The respondents' paper apart in the IT3 tried to paint a picture of a "Staff Drink" where nobody was "in a state of extreme inebriation". The applicant's version was that, with half the company drinking very little, the rest had enough to drink to be more than merry. In these circumstances the majority felt that it was not impossible that the incident was accidental. The respondents never gave this any thought as they had already decided that the applicant was guilty of a violent act.

Before any investigation had taken place Mrs Mackie had been told of the incident and the alleged past behaviour of the applicant. The Managing Director had told her the applicant was violent. "It was fairly evident it was Mr McGhee who was responsible", Mrs Mackie said."

 
4. Ms McCracken, appearing for the appellants, submitted that while generally the Tribunal had the important case of British Home Stores Ltd v Burchell [1978] IRLR 379 before them, the majority view had not directed itself properly to the test to be applied by that case, namely, whether the employer reasonably believed that a threat had been made but rather concentrated upon whether or not they were satisfied the threat had been carried out. Furthermore, she criticised the statement by the majority that they did not find the investigation satisfactory with particular reference to Mrs Mackie's letter. The decision of the majority, she submitted, appeared to be influenced by the fact that they were under the impression that the employer had decided the matter upon the basis that the applicant was guilty of a violent act.

5. Miss Fox, appearing for the appellant, simply submitted against the background of the Burchell test, that the Tribunal, in a majority, had applied its mind to the correct issue and had held itself not satisfied that the Burchell test had been passed. In addition she referred to Linfood Cash & Carry Ltd v Thomson [1989] IRLR 235, John Lewis plc v Coyne [2001] IRLR 139 and Piggott Brothers & Co Ltd v Jackson [1991] 309.

6. We have to say at once looking at the reasoning of the minority Chairman, that there is considerable force in the position he takes up and we can understand the reason for his dissent.

7. However, that is not the question for us. The question for us is simply whether or not the majority have been shown to fall into any error of law and we do not consider that can be stated. The issue is one of fact to be determined by them against the background of evidence before them and they have simply held themselves dissatisfied upon the evidence that they can hold that the employer reasonably believed the threat had been made. They are not impressed by the way the investigation was carried out and therefore decided the issue on the basis of credibility or the lack of it and therefore the lack of acceptable evidence.

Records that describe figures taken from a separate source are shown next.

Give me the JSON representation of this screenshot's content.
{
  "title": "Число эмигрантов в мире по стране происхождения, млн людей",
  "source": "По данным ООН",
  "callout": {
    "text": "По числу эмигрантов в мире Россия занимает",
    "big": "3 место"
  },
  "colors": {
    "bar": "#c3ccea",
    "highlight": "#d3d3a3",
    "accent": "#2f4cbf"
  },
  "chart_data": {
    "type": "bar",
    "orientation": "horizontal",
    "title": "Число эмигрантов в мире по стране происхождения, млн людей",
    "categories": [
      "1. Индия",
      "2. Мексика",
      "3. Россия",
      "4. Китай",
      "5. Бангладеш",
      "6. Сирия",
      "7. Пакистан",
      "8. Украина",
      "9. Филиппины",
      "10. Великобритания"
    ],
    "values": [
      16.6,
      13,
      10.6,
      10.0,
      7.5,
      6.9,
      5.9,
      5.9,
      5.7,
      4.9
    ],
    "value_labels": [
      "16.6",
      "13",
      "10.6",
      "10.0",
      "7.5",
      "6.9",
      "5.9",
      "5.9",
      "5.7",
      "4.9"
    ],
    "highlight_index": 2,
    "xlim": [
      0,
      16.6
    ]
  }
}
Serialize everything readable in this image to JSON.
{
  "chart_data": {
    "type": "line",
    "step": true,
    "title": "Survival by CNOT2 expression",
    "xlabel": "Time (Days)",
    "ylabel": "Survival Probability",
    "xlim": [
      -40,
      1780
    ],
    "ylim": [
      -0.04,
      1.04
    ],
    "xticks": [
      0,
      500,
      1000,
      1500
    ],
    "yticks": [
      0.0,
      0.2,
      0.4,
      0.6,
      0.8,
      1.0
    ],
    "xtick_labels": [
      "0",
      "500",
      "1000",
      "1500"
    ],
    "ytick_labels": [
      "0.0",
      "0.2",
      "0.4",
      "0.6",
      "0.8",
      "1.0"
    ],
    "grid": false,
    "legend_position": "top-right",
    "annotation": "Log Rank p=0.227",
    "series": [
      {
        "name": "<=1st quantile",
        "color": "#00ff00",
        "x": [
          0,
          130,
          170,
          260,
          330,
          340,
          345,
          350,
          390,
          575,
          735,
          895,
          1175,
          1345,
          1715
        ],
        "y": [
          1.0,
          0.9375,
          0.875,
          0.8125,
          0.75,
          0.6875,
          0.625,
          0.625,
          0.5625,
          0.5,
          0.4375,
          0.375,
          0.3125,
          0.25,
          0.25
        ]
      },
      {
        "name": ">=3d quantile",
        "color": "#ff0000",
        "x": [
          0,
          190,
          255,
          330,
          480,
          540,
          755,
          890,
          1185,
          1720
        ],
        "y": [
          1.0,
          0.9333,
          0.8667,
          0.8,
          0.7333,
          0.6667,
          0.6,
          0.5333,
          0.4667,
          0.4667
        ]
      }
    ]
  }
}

8. This is an approach that we have to accept at this level being a matter of consideration of evidence. We do not therefore think this decision discloses in the majority decision any error of law nor is it perverse on the facts apparently before it, for it to hold, in fact the negative is established. The reference to the actual act having being committed does not seem to us to bear upon the matter.

9. In these circumstances this appeal must be refused.